Recently, Barry Arrington offered some thoughts on the late Stephen Hawking. He’s been gone long enough that we can make a reasonable stab at assessing his legacy. Columbia mathematician (and string theory skeptic) Peter Woit has thought about that in connection with the new book, Hawking Hawking by Charles Seife:
A large part of Hawking’s celebrity and income derived from his work as a popular author. His 1988 popular book, A Brief History of Time, was a huge success. Seife tells the story of how that book came about, partly motivated by the need for a new source of income. An initial manuscript due to Hawking was edited and improved a great deal before the published version was done. Many other books followed, and if you go to any bookstore with a science section, you’re likely to find quite a few of them for sale. The problem is that, on the whole, they’re not any good, and they’re not written by Hawking.
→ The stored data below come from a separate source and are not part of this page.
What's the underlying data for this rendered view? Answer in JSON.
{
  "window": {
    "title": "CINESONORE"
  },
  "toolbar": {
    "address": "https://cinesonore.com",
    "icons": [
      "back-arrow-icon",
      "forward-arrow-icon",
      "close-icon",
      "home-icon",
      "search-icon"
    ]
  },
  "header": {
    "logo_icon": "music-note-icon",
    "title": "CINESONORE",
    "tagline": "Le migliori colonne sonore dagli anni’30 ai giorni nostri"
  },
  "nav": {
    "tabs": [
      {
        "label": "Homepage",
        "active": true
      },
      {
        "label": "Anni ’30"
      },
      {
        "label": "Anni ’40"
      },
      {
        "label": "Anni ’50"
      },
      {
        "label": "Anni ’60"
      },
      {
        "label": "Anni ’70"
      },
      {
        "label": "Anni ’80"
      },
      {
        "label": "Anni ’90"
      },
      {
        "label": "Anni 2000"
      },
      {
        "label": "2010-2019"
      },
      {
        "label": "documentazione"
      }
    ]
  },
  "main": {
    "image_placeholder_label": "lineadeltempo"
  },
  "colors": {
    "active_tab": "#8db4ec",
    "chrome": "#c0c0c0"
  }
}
Seife documents this sorry tale in some detail.
I first noticed this when I ran across a copy of God Created the Integers, a thick anthology of writing on mathematics, supposedly edited by and with commentary by Hawking. At least he’s listed as the sole author. Given the topic and the volume of material, it seemed highly implausible to me that Hawking was actually the author. For a review of the book, see here. Seife explains in detail that much of it is essentially plagiarized from other sources, and that to this day, it seems to be unknown who wrote the material (just that it clearly wasn’t Hawking).
At least this sort of thing got little attention, which unfortunately was not true of his 2010 The Grand Design, co-written with Leonard Mlodinow. I wrote about this book in some detail here. Put bluntly, it was an atrocious rehash of the worst nonsense about M-theory and the string theory landscape, with an argument for atheism thrown in to get more public attention. This is the sort of thing that has done a huge amount of damage to both the public understanding of fundamental physics, and even to the field itself.
Peter Woit, “Hawking Hawking” at Not Even Wrong
Okay but it’s only fair to say that a large proportion of the public loves that sort of pop physics and has little interest in the serious kind. And never would have had. Hawking did not create that situation.